Forum Schule: Wie kann ein Lehrer erkennen, ob ein Kind hochbegabt ist?

Christiane Poschlad: Es gibt so viele Facetten, dass man nicht sagen kann: So ist das hochbegabte Kind. Aber wenn das Kind oft auf erstaunliche Gedanken kommt, könnte dies ein Hinweis sein. Oft läuft ein hochbegabtes Kind bei der Aufsicht neben dem Lehrer her und stellt Fragen, weil es mit einem Erwachsenen sprechen möchte. Hochbegabte können eine sehr hohe Merkfähigkeit haben, schnell begreifen und Transfers ziehen. Oft sprechen sie schon früh in ganzen Sätzen und grammatikalisch richtig. Sie beschäftigen sich gerne mit Zahlen, und ihnen fallen Strukturen wie gerade und ungerade Hausnummern auf oder sie bringen sich vor Schulbeginn das Lesen selbst bei. Das alles kann, muss aber nicht zutreffen.

Christiane Poschlad
Christiane Poschlad ist Pädagogin und bei der Deutschen Gesellschaft für das hochbegabte Kind im Referat Lehrerfortbildung und am Beratungstelefon für Lehrer tätig. (Foto: privat)

Forum Schule: Bringen hochbegabte Kinder tatsächlich sehr gute Leistungen?

Christiane Poschlad: Nicht jedes Kind, das gute Leistung zeigt, ist hochbegabt. Ebenso wenig zeigen Hochbegabte immer gute Leistungen. Von hochbegabten Kindern wird erwartet, dass sie sehr gute Leistungen bringen, aber das ist nicht ohne richtige Förderung erreichbar. Genau wie im Sport die Muskeln trainiert werden müssen, muss das Gehirn trainiert werden.

Forum Schule: Was passiert, wenn eine Hochbegabung nicht erkannt wird?

Christiane Poschlad: Es kann sein, dass Kinder, die unterfordert sind, verhaltensauffällig werden. Das kann Clownerie sein, das können Aggressionen und – bei andauernder Unterforderung – auch Depressionen sein. Unterforderung kann dazu führen, dass das Kind abschaltet und das Lernen nicht lernt.

Forum Schule: Wie kann das verhindert werden?

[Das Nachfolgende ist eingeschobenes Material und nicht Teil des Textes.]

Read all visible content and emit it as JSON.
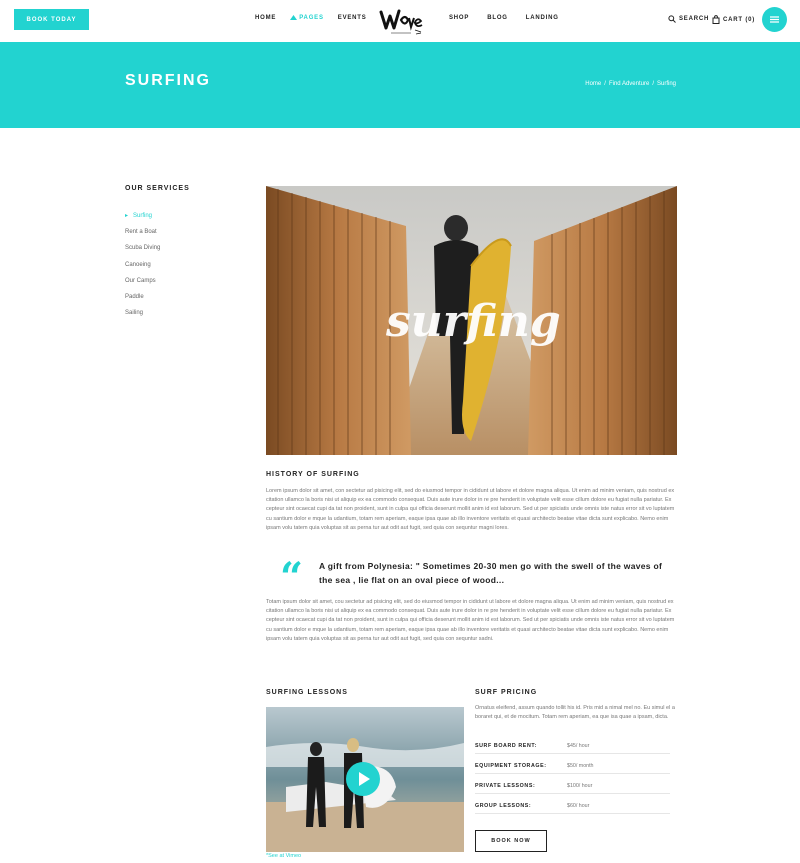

Christiane Poschlad: Es gibt mehrere Wege. Die Schullaufbahn kann beschleunigt werden und das Kind kann eine Klasse überspringen. Oder es geht in deutlich definierten Phasen aus dem Unterricht heraus und macht etwas Anderes, Anspruchsvolles, das außerhalb des regulären Lehrplans liegt. Dann spricht man vom Drehtürmodell. Aber auch der Unterricht selbst kann angereichert werden.

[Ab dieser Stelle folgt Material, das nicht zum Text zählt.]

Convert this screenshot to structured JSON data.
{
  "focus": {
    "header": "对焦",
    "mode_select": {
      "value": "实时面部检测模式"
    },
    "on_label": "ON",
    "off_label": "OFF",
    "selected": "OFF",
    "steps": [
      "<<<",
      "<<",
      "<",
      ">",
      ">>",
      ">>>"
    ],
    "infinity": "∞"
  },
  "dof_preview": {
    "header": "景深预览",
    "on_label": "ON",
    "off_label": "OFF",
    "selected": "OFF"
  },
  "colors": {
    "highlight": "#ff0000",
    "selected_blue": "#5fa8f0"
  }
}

Forum Schule: Wie sieht das konkret aus?

Christiane Poschlad: Den Kindern können Aufgaben gestellt werden, die ein breites Spektrum bieten und sich vom Niveau oder der Anforderung unterscheiden. Wenn ein Erstklässler super rechnen kann, sollte er nicht üben, die 8 zu schreiben. Er sollte Aufgaben erfinden, die immer 888 als Ergebnis haben. Oder wenn ein neuer Buchstabe eingeführt wird und die Kinder Wörter mit diesem Buchstaben schreiben sollen, dann könnten Hochbegabte einen Satz oder eine Geschichte schreiben, in denen viele Wörter mit diesem Buchstaben vorkommen. Das wäre eine Differenzierung, die Kreativität herausfordert. Auch Unterrichtsthemen können sehr frei gehalten werden: Zum „Sonnensystem“ kann ein Schüler etwas über den Mond schreiben, ein anderer über die Mondfinsternis. Das ist vom Niveau her völlig unterschiedlich, und das Thema ist dasselbe. Ganz wichtig ist es auch, dass das hochbegabte Kind nicht nach den Pflichtaufgaben eine Zusatzaufgabe bekommt, sondern leichte Aufgaben weglassen und sofort schwierigere Aufgaben lösen darf.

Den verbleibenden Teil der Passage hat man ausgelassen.